Eddie Izzard has explained her shift to using ‘she’ pronouns and spoken about her desire to live most of the time in ‘girl mode’ in a conversation with Matt Lucas about her current marathon challenge.
The genderfluid comedian and political activist, who for decades has sometimes presented as male and sometimes as female in public, said earlier this month she would be primarily using she/her pronouns and will be “based in girl mode from now on”.
Her gender expression led to a tidal wave of hate from the anti-trans lobby, with some groups openly deriding Izzard’s desire to use she pronouns.
Eddie Izzard: ‘I’m going to be based in girl mode’
She explained: “I use ‘girl mode’ and ‘boy mode’ which are not great little phrases, but if anyone’s got a better one, I’ll use it.
“I was on Portrait Artist of the Year, they asked me politely as I was in girl mode, ‘What pronouns would you like to use?’ And I said, ‘Well, I’m in girl mode, so she and her would be great.’
“I’ve been out for 35 years. I came out in 1985, and I was doing shows in girl mode from 1991 onwards. It’s a bit like the world said, ‘Are you serious about this transgender after 35 years? We thought it was a tax dodge or something.’ It was a bit like that!”
Izzard added: “All my dramatic roles will be in boy mode… but I will be running, I’ll be doing comedy and I will be a political activist in girl mode.
“Up to my 50s I thought I was in boy mode, based in boy mode and expressing girl mode, so now on I’m going to be based in girl mode expressing boy mode. I thought I’d switch that round.
“It sounds a little complicated but I’m just telling people the truth of how my head works and the genetic thing, getting closer and closer and narrowing down how the brain is coded, which is differently than the body.”
She continued: “I was open about it, and I requested – I never insisted – if you can do she/her pronouns that would be great. But if not, call me Eddie, call me mate, call me moosh, I don’t mind. I’m really trying to be sat back about it.

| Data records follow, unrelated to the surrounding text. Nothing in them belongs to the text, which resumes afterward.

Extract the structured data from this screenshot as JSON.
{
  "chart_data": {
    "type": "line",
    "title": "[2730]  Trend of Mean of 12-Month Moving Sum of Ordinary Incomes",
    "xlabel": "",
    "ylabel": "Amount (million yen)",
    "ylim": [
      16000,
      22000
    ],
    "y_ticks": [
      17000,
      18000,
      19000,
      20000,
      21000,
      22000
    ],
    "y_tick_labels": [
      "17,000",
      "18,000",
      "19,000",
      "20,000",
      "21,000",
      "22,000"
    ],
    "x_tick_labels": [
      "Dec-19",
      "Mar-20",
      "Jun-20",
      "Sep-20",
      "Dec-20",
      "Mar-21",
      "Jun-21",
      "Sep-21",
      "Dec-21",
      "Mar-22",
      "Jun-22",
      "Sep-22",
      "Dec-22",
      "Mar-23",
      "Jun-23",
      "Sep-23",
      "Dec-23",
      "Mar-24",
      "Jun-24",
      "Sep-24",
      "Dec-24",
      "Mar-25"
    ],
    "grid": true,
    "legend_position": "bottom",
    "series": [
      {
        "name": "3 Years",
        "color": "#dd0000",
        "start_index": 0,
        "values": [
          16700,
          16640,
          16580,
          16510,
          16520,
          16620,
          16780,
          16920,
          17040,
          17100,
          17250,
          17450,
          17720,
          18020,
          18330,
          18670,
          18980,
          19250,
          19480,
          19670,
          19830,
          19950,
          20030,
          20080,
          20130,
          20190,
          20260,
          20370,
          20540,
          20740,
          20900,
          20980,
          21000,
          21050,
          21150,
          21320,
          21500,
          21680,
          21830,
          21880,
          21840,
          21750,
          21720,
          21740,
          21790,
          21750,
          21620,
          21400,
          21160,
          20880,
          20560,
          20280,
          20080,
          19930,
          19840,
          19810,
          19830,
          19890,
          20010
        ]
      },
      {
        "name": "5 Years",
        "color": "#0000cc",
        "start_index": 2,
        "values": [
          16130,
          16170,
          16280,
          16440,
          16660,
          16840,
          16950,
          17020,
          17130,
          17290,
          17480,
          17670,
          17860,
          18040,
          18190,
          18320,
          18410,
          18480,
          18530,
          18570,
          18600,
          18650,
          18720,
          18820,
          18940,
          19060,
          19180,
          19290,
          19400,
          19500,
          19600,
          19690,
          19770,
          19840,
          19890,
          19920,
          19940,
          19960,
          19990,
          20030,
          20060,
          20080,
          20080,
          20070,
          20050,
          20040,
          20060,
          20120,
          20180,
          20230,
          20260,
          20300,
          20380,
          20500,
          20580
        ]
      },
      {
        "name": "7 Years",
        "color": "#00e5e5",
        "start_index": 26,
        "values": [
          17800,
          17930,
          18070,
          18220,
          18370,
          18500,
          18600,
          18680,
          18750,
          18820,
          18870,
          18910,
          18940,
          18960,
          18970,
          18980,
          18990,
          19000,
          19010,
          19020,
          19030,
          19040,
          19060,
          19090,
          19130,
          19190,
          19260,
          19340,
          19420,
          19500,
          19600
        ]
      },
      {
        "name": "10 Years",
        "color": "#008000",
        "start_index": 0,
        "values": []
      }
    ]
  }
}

“A lot of people were very supportive. Some people, mainly the usual suspects, were very negative, but since then I seem to have been promoted to ‘she’.
“I’m about to do a role in boy mode in February, and it looks like on the set they’re going to say [to the crew], ‘Please go she/her on the pronouns.’
“That’s wonderful and I am very honoured to have she/her pronouns. But if people say ‘he’ I don’t mind. If they’ve got a problem just say Eddie, it just fits in.”
Matt Lucas has had an education on trans and non-binary issues
Matt Lucas added: “You have the right to constantly assess and change. I know somebody who identifies as non-binary, and I’d never heard of the concept until I met them… and a couple years ago, their pronouns became they/them. So, for me, it’s been a massive learning curve.
“I’m gay, and sometimes there’s an assumption that gay people will just get it more quickly, but I haven’t found that necessarily. Gender fluidity is still a big learning curve.
“And also, some people can’t tell the difference between gender and sexuality, and they get confused, but they are actually different things.
“So thank you – I feel like I’m still learning about it, and I appreciate you talking about it. It’s great that you’re expressing yourself and it’s great that I’m able to learn about it.”
Izzard added: “It’s a little bit of a tricky obstacle course. I can only speak for myself, but I have found all official organisations are either using Eddie or are using she/her.
“I feel wonderful, I feel like I’ve been promoted to she. Some people are really fighting on my behalf, but on my behalf I’d like everyone to be chilled about it.”
She continued: “The extreme right don’t agree with us, but they’re going to have to bog off, I’m afraid.”